|24 February 2008
Possible turbine site includes burial grounds in Florida
Recent archaeological surveys show prehistoric Indians in Florida (USA) made their homes and buried their dead along the banks of Blind Creek, an area that has drawn controversy as a possible site for wind turbines. "The area has a large number of prehistoric villages and burial areas that have somehow survived all the indignities of time," said Robert Carr, of Archaeological and Historical Conservancy Inc., who directed the study.
The county contracted with Carr after the 2004 hurricanes to make sure county workers didnít disturb any archaeological finds when they removed storm debris from the island, said Jim David, county mosquito control director. Florida Power & Light Co. has proposed putting nine wind turbines on the island.
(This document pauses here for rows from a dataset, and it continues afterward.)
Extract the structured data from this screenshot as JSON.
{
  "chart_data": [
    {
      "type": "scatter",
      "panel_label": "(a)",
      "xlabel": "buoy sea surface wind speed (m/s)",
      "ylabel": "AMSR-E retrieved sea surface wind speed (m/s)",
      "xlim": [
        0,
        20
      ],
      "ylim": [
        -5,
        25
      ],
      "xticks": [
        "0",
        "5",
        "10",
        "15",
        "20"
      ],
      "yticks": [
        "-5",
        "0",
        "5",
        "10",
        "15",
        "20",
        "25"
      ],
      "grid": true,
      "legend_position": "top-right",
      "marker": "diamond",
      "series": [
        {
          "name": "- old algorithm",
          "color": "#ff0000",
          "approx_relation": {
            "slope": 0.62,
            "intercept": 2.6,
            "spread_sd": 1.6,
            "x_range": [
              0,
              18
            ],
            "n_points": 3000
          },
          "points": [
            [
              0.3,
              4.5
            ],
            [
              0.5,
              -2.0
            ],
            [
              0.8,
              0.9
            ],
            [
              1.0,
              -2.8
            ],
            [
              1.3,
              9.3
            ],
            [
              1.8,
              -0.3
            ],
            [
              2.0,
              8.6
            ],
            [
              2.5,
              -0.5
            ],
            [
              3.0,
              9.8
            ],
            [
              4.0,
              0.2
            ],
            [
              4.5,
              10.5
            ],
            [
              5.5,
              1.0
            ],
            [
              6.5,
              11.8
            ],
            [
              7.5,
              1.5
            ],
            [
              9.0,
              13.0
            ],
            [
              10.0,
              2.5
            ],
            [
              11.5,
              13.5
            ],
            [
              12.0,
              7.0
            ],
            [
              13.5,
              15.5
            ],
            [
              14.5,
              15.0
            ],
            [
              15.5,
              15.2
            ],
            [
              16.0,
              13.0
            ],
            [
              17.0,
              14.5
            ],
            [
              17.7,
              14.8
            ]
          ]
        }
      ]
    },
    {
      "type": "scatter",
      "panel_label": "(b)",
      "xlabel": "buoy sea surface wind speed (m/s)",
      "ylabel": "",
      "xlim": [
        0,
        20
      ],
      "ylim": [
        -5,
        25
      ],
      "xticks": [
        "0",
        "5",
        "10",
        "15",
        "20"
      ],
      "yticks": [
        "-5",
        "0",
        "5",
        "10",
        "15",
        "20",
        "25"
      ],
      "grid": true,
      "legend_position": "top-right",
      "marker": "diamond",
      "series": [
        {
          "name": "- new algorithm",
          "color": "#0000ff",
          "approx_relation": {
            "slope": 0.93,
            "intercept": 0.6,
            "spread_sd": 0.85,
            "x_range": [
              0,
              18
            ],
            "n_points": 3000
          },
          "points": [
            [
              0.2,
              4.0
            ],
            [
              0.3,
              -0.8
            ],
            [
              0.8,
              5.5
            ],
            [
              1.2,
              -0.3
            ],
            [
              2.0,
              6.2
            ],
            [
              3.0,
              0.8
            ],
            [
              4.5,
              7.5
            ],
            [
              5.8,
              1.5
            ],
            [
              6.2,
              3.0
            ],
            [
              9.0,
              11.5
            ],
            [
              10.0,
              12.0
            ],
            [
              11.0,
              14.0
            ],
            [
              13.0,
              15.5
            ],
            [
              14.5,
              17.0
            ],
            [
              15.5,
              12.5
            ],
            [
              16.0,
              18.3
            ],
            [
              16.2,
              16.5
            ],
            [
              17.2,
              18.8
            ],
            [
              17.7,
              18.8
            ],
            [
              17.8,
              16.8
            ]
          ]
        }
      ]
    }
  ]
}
The issue is likely to go before the state Acquisition and Restoration Council in April, and commissioners may take up the matter again in the next two months. FPL spokeswoman Amy Brunjes said they are reviewing the findings, but had no further comment. The company previously has said if the project could not be done without negatively impacting archaeological sites, it would not move forward.
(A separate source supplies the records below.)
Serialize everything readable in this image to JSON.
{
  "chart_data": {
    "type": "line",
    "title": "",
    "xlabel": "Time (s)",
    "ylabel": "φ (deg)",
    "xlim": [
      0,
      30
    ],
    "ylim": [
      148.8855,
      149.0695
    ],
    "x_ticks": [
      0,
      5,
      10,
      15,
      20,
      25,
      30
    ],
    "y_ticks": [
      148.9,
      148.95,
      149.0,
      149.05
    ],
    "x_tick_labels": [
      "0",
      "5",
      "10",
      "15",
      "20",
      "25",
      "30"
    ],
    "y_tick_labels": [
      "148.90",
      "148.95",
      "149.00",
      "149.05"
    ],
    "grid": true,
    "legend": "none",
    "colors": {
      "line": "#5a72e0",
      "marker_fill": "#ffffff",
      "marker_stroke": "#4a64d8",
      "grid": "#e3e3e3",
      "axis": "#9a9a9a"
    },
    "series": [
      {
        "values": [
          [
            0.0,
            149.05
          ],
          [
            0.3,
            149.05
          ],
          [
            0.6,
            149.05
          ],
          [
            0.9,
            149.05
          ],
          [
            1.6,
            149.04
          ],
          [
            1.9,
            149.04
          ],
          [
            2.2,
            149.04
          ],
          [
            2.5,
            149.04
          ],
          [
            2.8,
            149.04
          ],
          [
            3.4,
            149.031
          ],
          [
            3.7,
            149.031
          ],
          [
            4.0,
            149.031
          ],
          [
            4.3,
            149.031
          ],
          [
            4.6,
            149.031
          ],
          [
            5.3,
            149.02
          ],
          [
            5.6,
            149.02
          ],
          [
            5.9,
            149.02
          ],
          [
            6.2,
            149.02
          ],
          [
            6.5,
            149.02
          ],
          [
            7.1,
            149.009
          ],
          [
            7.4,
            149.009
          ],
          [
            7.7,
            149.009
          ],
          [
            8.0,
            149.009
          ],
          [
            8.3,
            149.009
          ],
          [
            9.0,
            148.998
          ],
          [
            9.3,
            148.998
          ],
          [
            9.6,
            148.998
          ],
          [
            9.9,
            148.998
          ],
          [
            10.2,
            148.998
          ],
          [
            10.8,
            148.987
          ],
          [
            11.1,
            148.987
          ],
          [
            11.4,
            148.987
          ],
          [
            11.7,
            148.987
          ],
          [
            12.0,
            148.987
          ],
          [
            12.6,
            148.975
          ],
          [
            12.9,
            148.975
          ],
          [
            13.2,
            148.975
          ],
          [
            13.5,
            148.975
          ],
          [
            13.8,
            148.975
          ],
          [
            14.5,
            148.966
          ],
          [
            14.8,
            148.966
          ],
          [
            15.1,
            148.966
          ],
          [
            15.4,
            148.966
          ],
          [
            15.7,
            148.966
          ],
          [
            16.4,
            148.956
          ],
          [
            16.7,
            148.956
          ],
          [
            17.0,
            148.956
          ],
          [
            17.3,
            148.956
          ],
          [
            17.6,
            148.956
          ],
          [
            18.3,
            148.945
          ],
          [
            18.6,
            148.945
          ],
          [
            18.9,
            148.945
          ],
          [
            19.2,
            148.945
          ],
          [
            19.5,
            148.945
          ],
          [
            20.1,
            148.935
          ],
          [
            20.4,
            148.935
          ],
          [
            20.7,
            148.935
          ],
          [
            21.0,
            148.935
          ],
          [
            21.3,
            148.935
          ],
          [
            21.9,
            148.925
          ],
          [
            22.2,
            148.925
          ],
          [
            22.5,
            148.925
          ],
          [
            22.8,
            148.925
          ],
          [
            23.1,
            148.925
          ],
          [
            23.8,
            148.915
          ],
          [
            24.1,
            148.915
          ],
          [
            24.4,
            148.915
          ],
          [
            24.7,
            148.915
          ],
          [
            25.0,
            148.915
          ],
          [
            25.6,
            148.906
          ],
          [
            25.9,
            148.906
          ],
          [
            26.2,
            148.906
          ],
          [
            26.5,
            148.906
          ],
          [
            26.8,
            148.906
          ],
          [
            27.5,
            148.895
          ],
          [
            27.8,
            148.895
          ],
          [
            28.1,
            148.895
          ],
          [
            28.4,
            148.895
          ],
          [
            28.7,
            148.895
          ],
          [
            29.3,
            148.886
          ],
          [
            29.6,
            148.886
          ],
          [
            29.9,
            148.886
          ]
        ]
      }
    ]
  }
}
The archaeological survey was conducted in August and September 2006 on both sidess of A1A. Archaeologists found four previously unrecorded sites and one already discovered site on the east side, and five unrecorded sites and one previously recorded one on the west side of A1A. While these types of finds are not uncommon in Florida, they have become more unusual on barrier islands, as much of the Florida coastline has been developed in recent decades, Carr said. Radiocarbon dating was not done, but Carr estimated the finds were about 1,000 to 3,000 years old, and some could possibly be older.
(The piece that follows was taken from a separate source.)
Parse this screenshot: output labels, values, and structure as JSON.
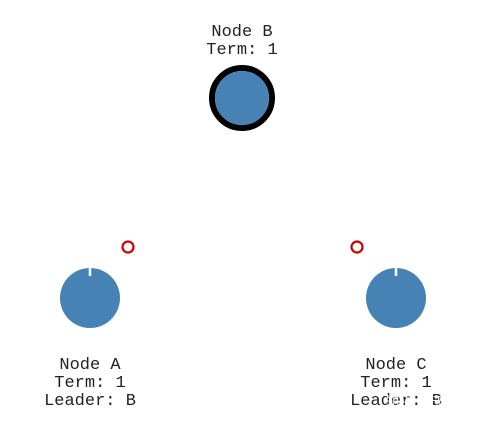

The Indians, probably related to the Ais tribe, likely were drawn to the area because the creek provided a canoe route to the ocean, plenty of fish and fresh water. In addition to human remains, which all were in fragments, pottery, animal bones and a lot of shells also were found. Those artifacts are being catalogued and likely will be returned to the site in the next 60 days, he said. The human remains found have already been reinterred, a requirement under state law, he said. Carr has recommended the sites 'be protected from any future impacts' and notes the area could be eligible for the National Register of Historic Places pending further study.
The countyís main goal at this point is to make sure the finds are protected, David said. Because the exact turbine sites on Blind Creek haven't been firmly set, David said it was unclear if any would have to be moved because of the finds. "We are trying very hard to make sure the decision-makers are aware of this information," David said.